ECLI:NL:HR:2007:AZ3162
Hoge Raad
- Cassatie
- J.W. van den Berge
- L. Monné
- C.J.J. van Maanen
- C. Schaap
- A.H.T. Heisterkamp
- Rechtspraak.nl
Cassatie over kosten in verband met derdenbeslag en invordering door de Ontvanger
In deze zaak heeft de Hoge Raad op 19 oktober 2007 uitspraak gedaan in een cassatieprocedure die was ingesteld door de Staatssecretaris van Financiën tegen een uitspraak van het Gerechtshof te 's-Hertogenbosch. De zaak betreft de kosten die aan belanghebbende, een besloten vennootschap, in rekening zijn gebracht voor de betekening van dwangbevelen tot betaling van navorderingsaanslagen. Op 20 december 2002 werd belanghebbende een bedrag van € 2762 aan kosten opgelegd, welke beslissing door de Ontvanger werd gehandhaafd na administratief beroep. Belanghebbende ging in beroep bij het Hof, dat het beroep gegrond verklaarde en de uitspraak van de Ontvanger vernietigde. De Staatssecretaris van Financiën stelde hiertegen cassatie in.
De Advocaat-Generaal R.E.C.M. Niessen concludeerde op 14 november 2006 tot gegrondverklaring van het beroep in cassatie en vernietiging van de uitspraak van het Hof. De Hoge Raad oordeelde dat het Hof ten onrechte had geoordeeld dat het derdenbeslag door de Ontvanger aan de uitvoering van de belastingschulden in de weg stond. De Hoge Raad verklaarde het beroep in cassatie gegrond, vernietigde de uitspraak van het Hof, behoudens de beslissing omtrent het griffierecht, en verklaarde het beroep tegen de uitspraak van de Ontvanger ongegrond.

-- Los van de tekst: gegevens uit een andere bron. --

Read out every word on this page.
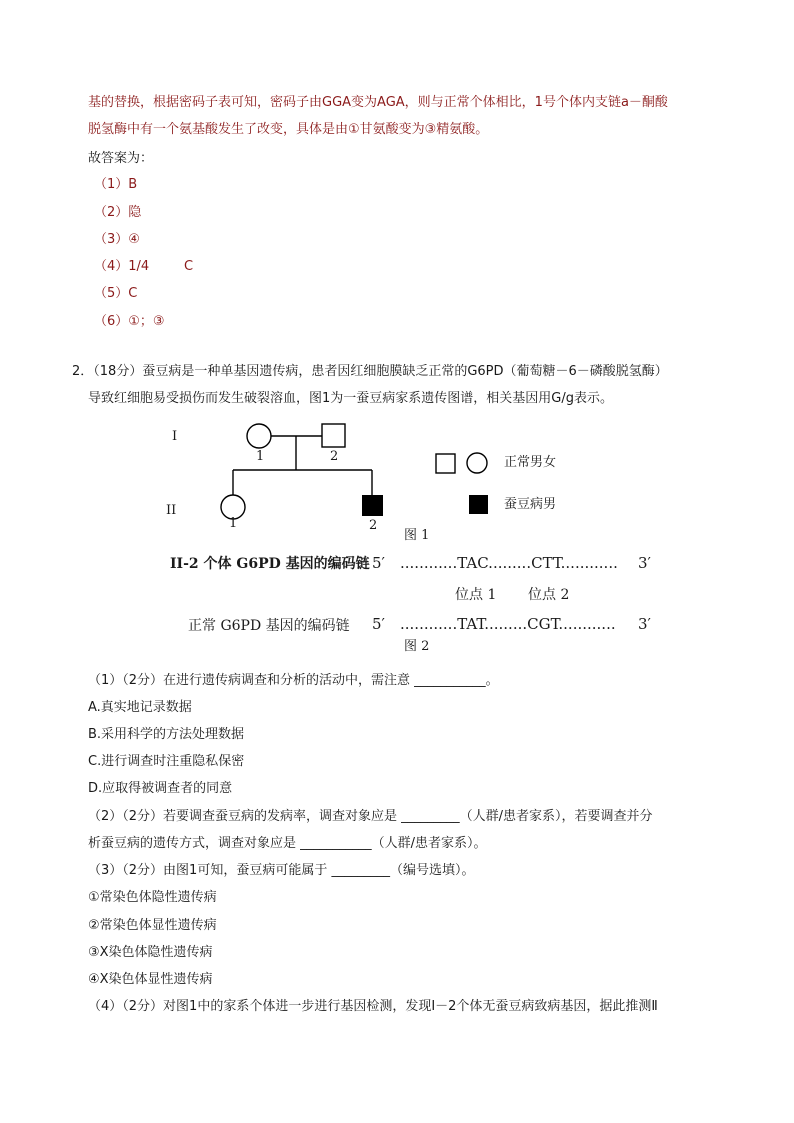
基的替换，根据密码子表可知，密码子由GGA变为AGA，则与正常个体相比，1号个体内支链a－酮酸
脱氢酶中有一个氨基酸发生了改变，具体是由①甘氨酸变为③精氨酸。
故答案为：
（1）B
（2）隐
（3）④
（4）1/4	C
（5）C
（6）①；③
2．（18分）蚕豆病是一种单基因遗传病，患者因红细胞膜缺乏正常的G6PD（葡萄糖－6－磷酸脱氢酶）
导致红细胞易受损伤而发生破裂溶血，图1为一蚕豆病家系遗传图谱，相关基因用G/g表示。
I
II
1	2
1	2
正常男女
蚕豆病男
图 1
II-2 个体 G6PD 基因的编码链 5′ ............TAC.........CTT............ 3′
位点 1 位点 2
正常 G6PD 基因的编码链 5′ ............TAT.........CGT............ 3′
图 2
（1）（2分）在进行遗传病调查和分析的活动中，需注意 ___________。
A.真实地记录数据
B.采用科学的方法处理数据
C.进行调查时注重隐私保密
D.应取得被调查者的同意
（2）（2分）若要调查蚕豆病的发病率，调查对象应是 _________（人群/患者家系），若要调查并分
析蚕豆病的遗传方式，调查对象应是 ___________（人群/患者家系）。
（3）（2分）由图1可知，蚕豆病可能属于 _________（编号选填）。
①常染色体隐性遗传病
②常染色体显性遗传病
③X染色体隐性遗传病
④X染色体显性遗传病
（4）（2分）对图1中的家系个体进一步进行基因检测，发现Ⅰ－2个体无蚕豆病致病基因，据此推测Ⅱ
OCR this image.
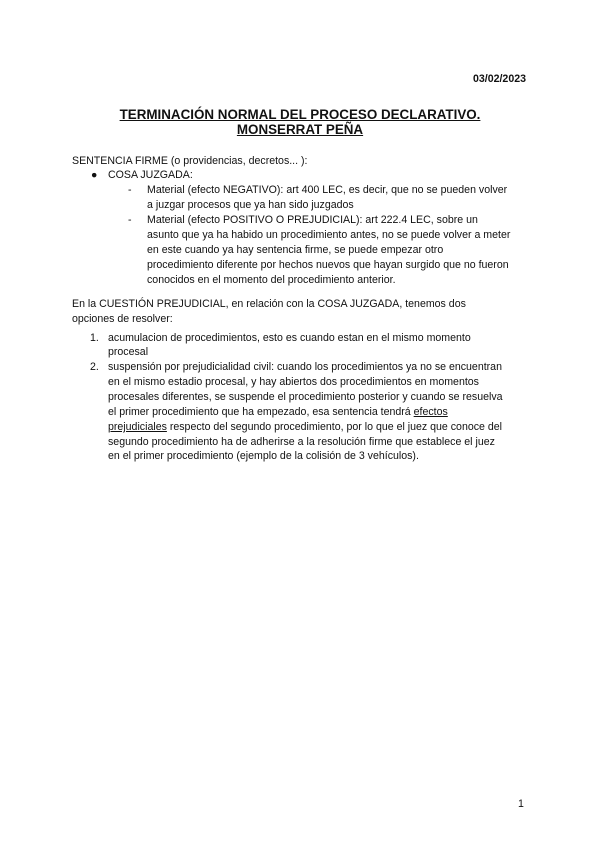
03/02/2023
TERMINACIÓN NORMAL DEL PROCESO DECLARATIVO.
MONSERRAT PEÑA
SENTENCIA FIRME (o providencias, decretos... ):
● COSA JUZGADA:
- Material (efecto NEGATIVO): art 400 LEC, es decir, que no se pueden volver
a juzgar procesos que ya han sido juzgados
- Material (efecto POSITIVO O PREJUDICIAL): art 222.4 LEC, sobre un
asunto que ya ha habido un procedimiento antes, no se puede volver a meter
en este cuando ya hay sentencia firme, se puede empezar otro
procedimiento diferente por hechos nuevos que hayan surgido que no fueron
conocidos en el momento del procedimiento anterior.
En la CUESTIÓN PREJUDICIAL, en relación con la COSA JUZGADA, tenemos dos
opciones de resolver:
1. acumulacion de procedimientos, esto es cuando estan en el mismo momento
procesal
2. suspensión por prejudicialidad civil: cuando los procedimientos ya no se encuentran
en el mismo estadio procesal, y hay abiertos dos procedimientos en momentos
procesales diferentes, se suspende el procedimiento posterior y cuando se resuelva
el primer procedimiento que ha empezado, esa sentencia tendrá efectos
prejudiciales respecto del segundo procedimiento, por lo que el juez que conoce del
segundo procedimiento ha de adherirse a la resolución firme que establece el juez
en el primer procedimiento (ejemplo de la colisión de 3 vehículos).
1
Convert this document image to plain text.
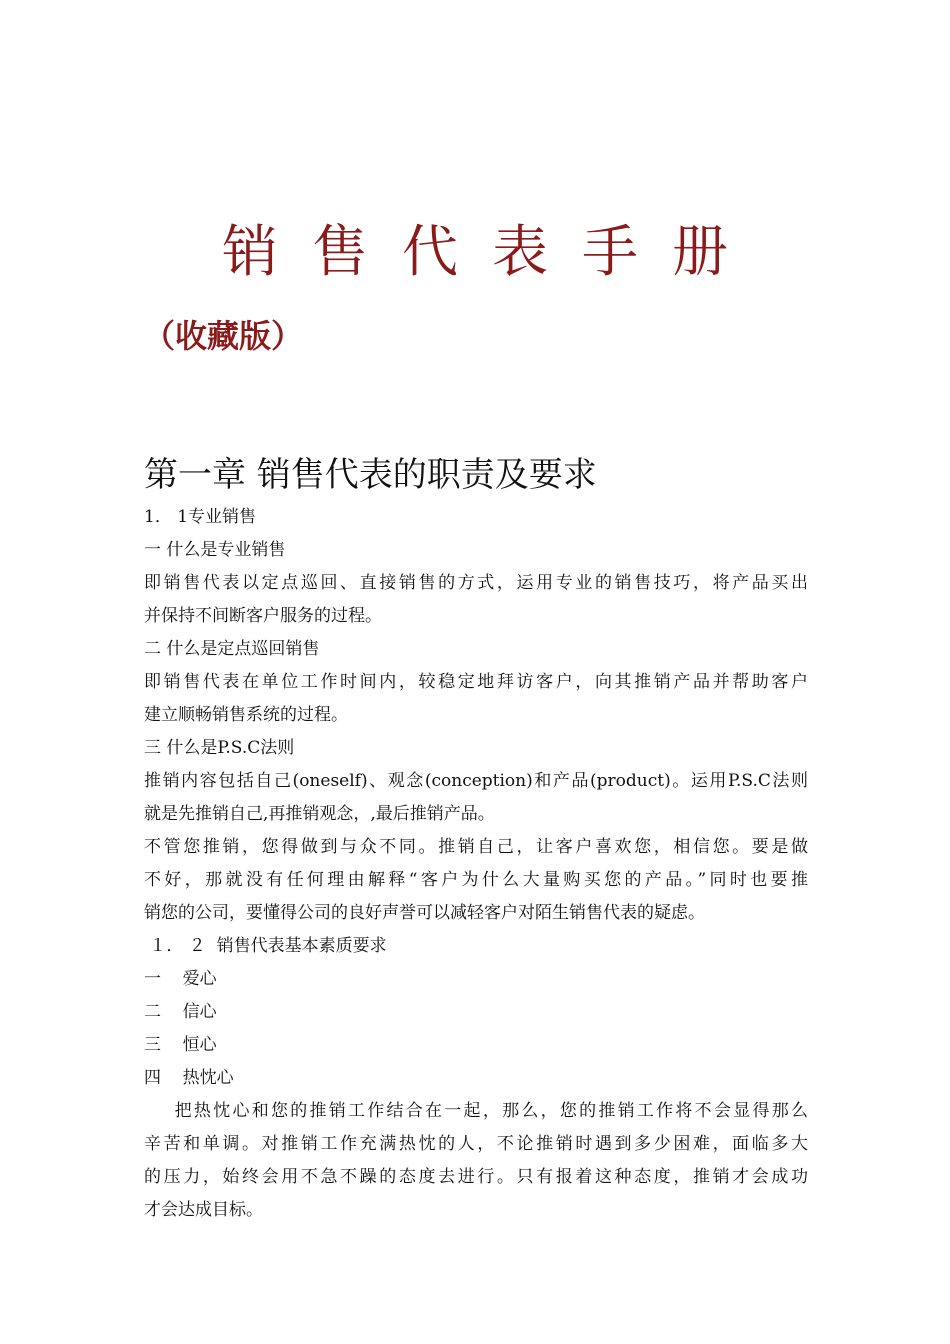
销售代表手册
（收藏版）
第一章 销售代表的职责及要求
1． 1专业销售
一 什么是专业销售
即销售代表以定点巡回、直接销售的方式，运用专业的销售技巧，将产品买出
并保持不间断客户服务的过程。
二 什么是定点巡回销售
即销售代表在单位工作时间内，较稳定地拜访客户，向其推销产品并帮助客户
建立顺畅销售系统的过程。
三 什么是P.S.C法则
推销内容包括自己(oneself)、观念(conception)和产品(product)。运用P.S.C法则
就是先推销自己,再推销观念，,最后推销产品。
不管您推销，您得做到与众不同。推销自己，让客户喜欢您，相信您。要是做
不好，那就没有任何理由解释“客户为什么大量购买您的产品。”同时也要推
销您的公司，要懂得公司的良好声誉可以减轻客户对陌生销售代表的疑虑。
１． ２  销售代表基本素质要求
一    爱心
二    信心
三    恒心
四    热忱心
把热忱心和您的推销工作结合在一起，那么，您的推销工作将不会显得那么
辛苦和单调。对推销工作充满热忱的人，不论推销时遇到多少困难，面临多大
的压力，始终会用不急不躁的态度去进行。只有报着这种态度，推销才会成功
才会达成目标。
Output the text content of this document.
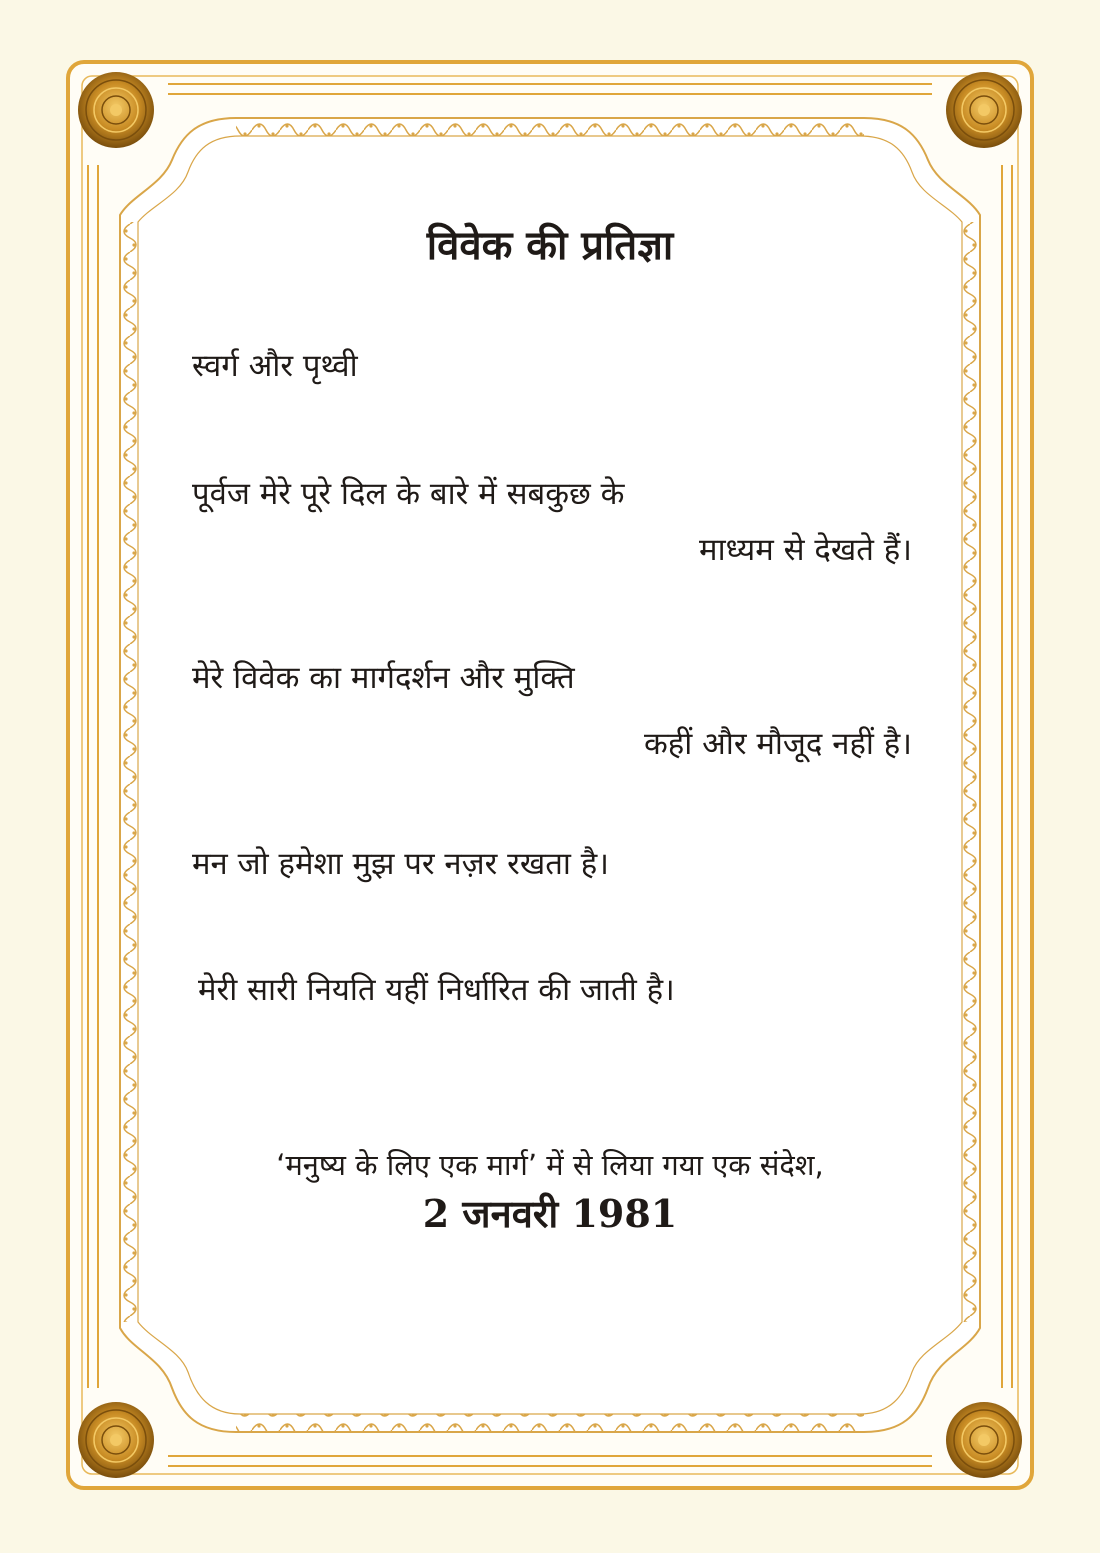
विवेक की प्रतिज्ञा

स्वर्ग और पृथ्वी

पूर्वज मेरे पूरे दिल के बारे में सबकुछ के

माध्यम से देखते हैं।

मेरे विवेक का मार्गदर्शन और मुक्ति

कहीं और मौजूद नहीं है।

मन जो हमेशा मुझ पर नज़र रखता है।

मेरी सारी नियति यहीं निर्धारित की जाती है।

‘मनुष्य के लिए एक मार्ग’ में से लिया गया एक संदेश,

2 जनवरी 1981
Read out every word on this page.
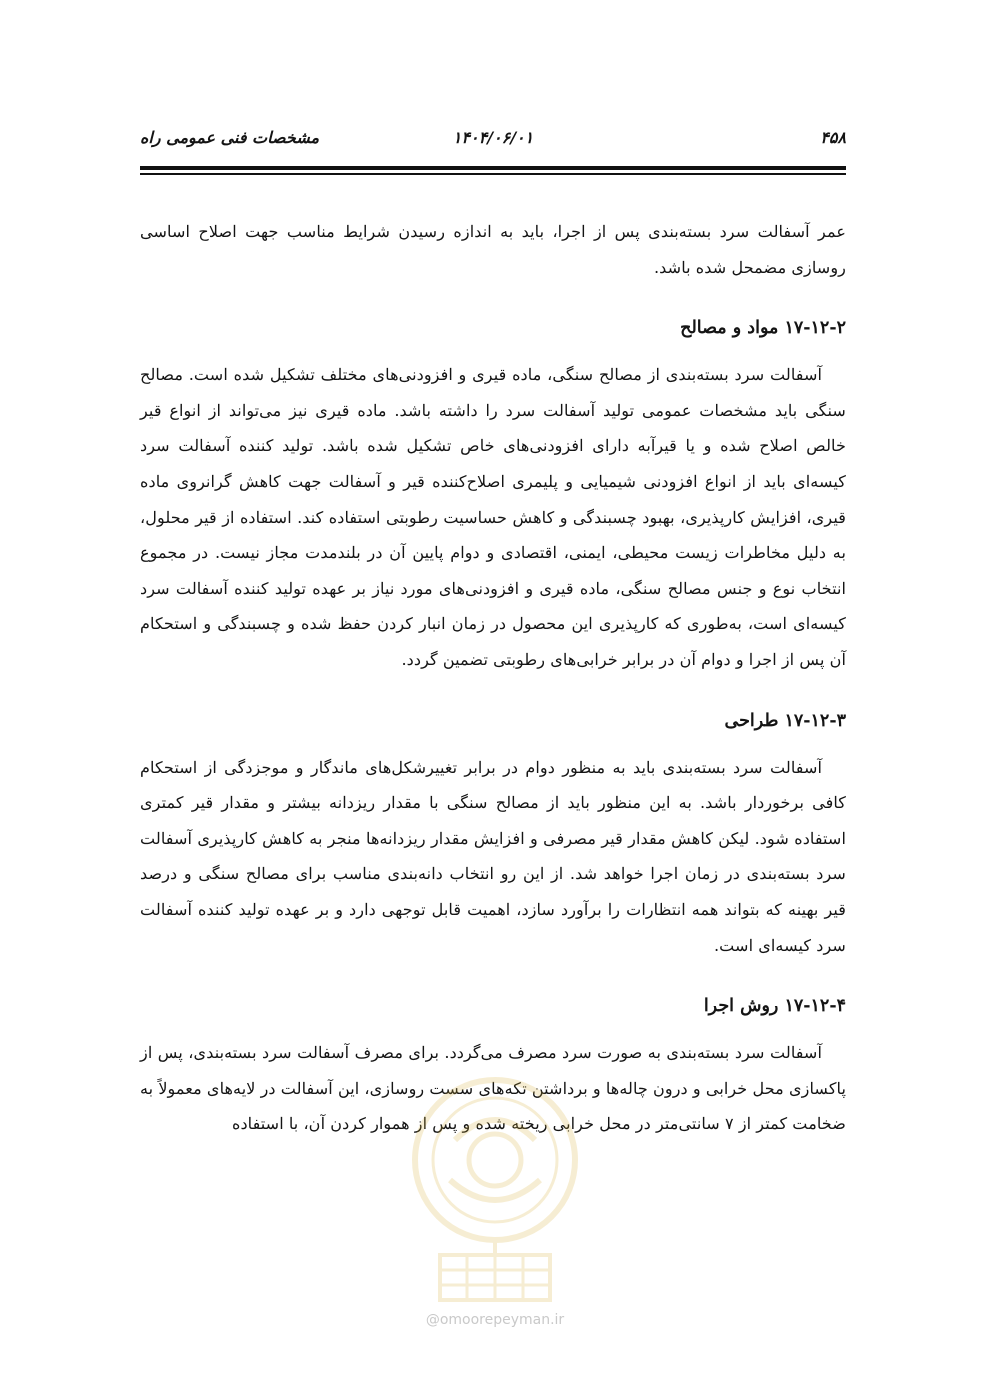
۴۵۸
۱۴۰۴/۰۶/۰۱
مشخصات فنی عمومی راه

عمر آسفالت سرد بسته‌بندی پس از اجرا، باید به اندازه رسیدن شرایط مناسب جهت اصلاح اساسی روسازی مضمحل شده باشد.

۱۷-۱۲-۲ مواد و مصالح

آسفالت سرد بسته‌بندی از مصالح سنگی، ماده قیری و افزودنی‌های مختلف تشکیل شده است. مصالح سنگی باید مشخصات عمومی تولید آسفالت سرد را داشته باشد. ماده قیری نیز می‌تواند از انواع قیر خالص اصلاح شده و یا قیرآبه دارای افزودنی‌های خاص تشکیل شده باشد. تولید کننده آسفالت سرد کیسه‌ای باید از انواع افزودنی شیمیایی و پلیمری اصلاح‌کننده قیر و آسفالت جهت کاهش گرانروی ماده قیری، افزایش کارپذیری، بهبود چسبندگی و کاهش حساسیت رطوبتی استفاده کند. استفاده از قیر محلول، به دلیل مخاطرات زیست محیطی، ایمنی، اقتصادی و دوام پایین آن در بلندمدت مجاز نیست. در مجموع انتخاب نوع و جنس مصالح سنگی، ماده قیری و افزودنی‌های مورد نیاز بر عهده تولید کننده آسفالت سرد کیسه‌ای است، به‌طوری که کارپذیری این محصول در زمان انبار کردن حفظ شده و چسبندگی و استحکام آن پس از اجرا و دوام آن در برابر خرابی‌های رطوبتی تضمین گردد.

۱۷-۱۲-۳ طراحی

آسفالت سرد بسته‌بندی باید به منظور دوام در برابر تغییرشکل‌های ماندگار و موجزدگی از استحکام کافی برخوردار باشد. به این منظور باید از مصالح سنگی با مقدار ریزدانه بیشتر و مقدار قیر کمتری استفاده شود. لیکن کاهش مقدار قیر مصرفی و افزایش مقدار ریزدانه‌ها منجر به کاهش کارپذیری آسفالت سرد بسته‌بندی در زمان اجرا خواهد شد. از این رو انتخاب دانه‌بندی مناسب برای مصالح سنگی و درصد قیر بهینه که بتواند همه انتظارات را برآورد سازد، اهمیت قابل توجهی دارد و بر عهده تولید کننده آسفالت سرد کیسه‌ای است.

۱۷-۱۲-۴ روش اجرا

آسفالت سرد بسته‌بندی به صورت سرد مصرف می‌گردد. برای مصرف آسفالت سرد بسته‌بندی، پس از پاکسازی محل خرابی و درون چاله‌ها و برداشتن تکه‌های سست روسازی، این آسفالت در لایه‌های معمولاً به ضخامت کمتر از ۷ سانتی‌متر در محل خرابی ریخته شده و پس از هموار کردن آن، با استفاده

@omoorepeyman.ir
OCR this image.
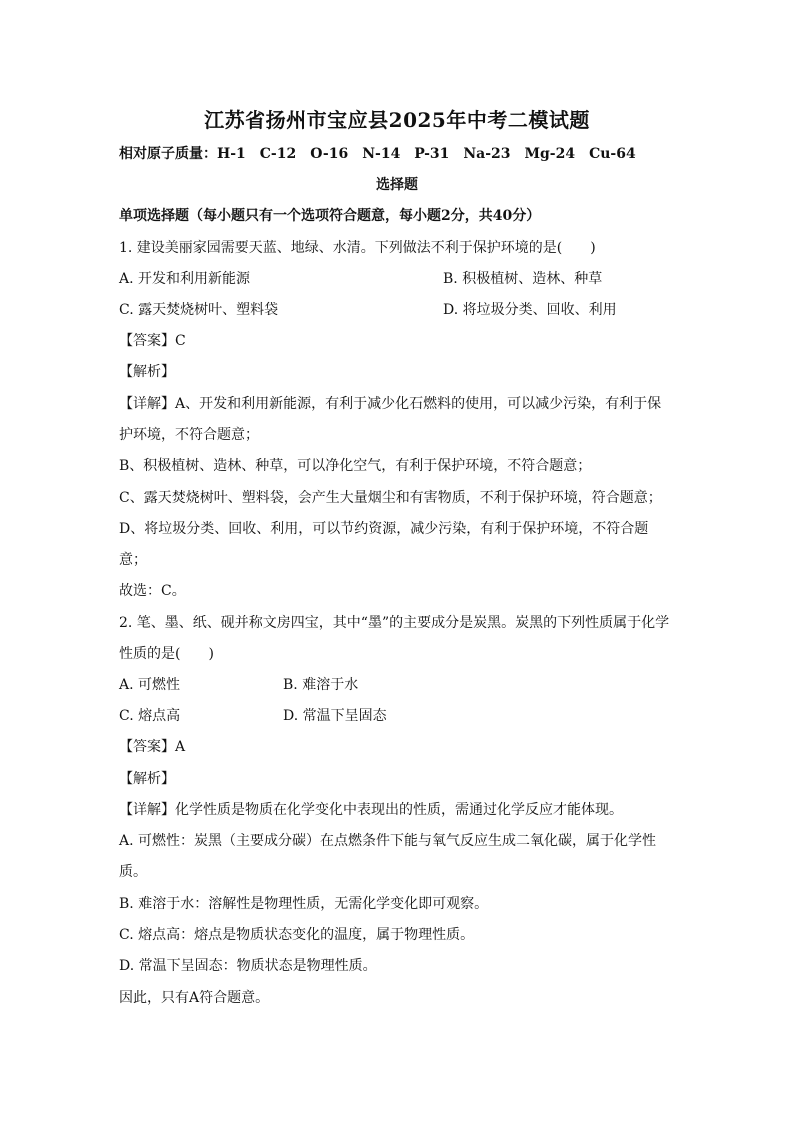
江苏省扬州市宝应县2025年中考二模试题
相对原子质量：H-1　C-12　O-16　N-14　P-31　Na-23　Mg-24　Cu-64
选择题
单项选择题（每小题只有一个选项符合题意，每小题2分，共40分）
1. 建设美丽家园需要天蓝、地绿、水清。下列做法不利于保护环境的是(　　)
A. 开发和利用新能源	B. 积极植树、造林、种草
C. 露天焚烧树叶、塑料袋	D. 将垃圾分类、回收、利用
【答案】C
【解析】
【详解】A、开发和利用新能源，有利于减少化石燃料的使用，可以减少污染，有利于保
护环境，不符合题意；
B、积极植树、造林、种草，可以净化空气，有利于保护环境，不符合题意；
C、露天焚烧树叶、塑料袋，会产生大量烟尘和有害物质，不利于保护环境，符合题意；
D、将垃圾分类、回收、利用，可以节约资源，减少污染，有利于保护环境，不符合题
意；
故选：C。
2. 笔、墨、纸、砚并称文房四宝，其中“墨”的主要成分是炭黑。炭黑的下列性质属于化学
性质的是(　　)
A. 可燃性	B. 难溶于水
C. 熔点高	D. 常温下呈固态
【答案】A
【解析】
【详解】化学性质是物质在化学变化中表现出的性质，需通过化学反应才能体现。
A. 可燃性：炭黑（主要成分碳）在点燃条件下能与氧气反应生成二氧化碳，属于化学性
质。
B. 难溶于水：溶解性是物理性质，无需化学变化即可观察。
C. 熔点高：熔点是物质状态变化的温度，属于物理性质。
D. 常温下呈固态：物质状态是物理性质。
因此，只有A符合题意。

De Hoge Raad benadrukte dat een derdenbeslag op een banksaldo niet in de weg hoeft te staan aan de mogelijkheid voor de rekeninghouder om de bank te verzoeken het bedrag van de belastingschulden te betalen aan de beslaglegger. De uitspraak van het Hof kon niet in stand blijven, en de Hoge Raad besloot de zaak zelf af te doen zonder verdere proceskostenveroordeling.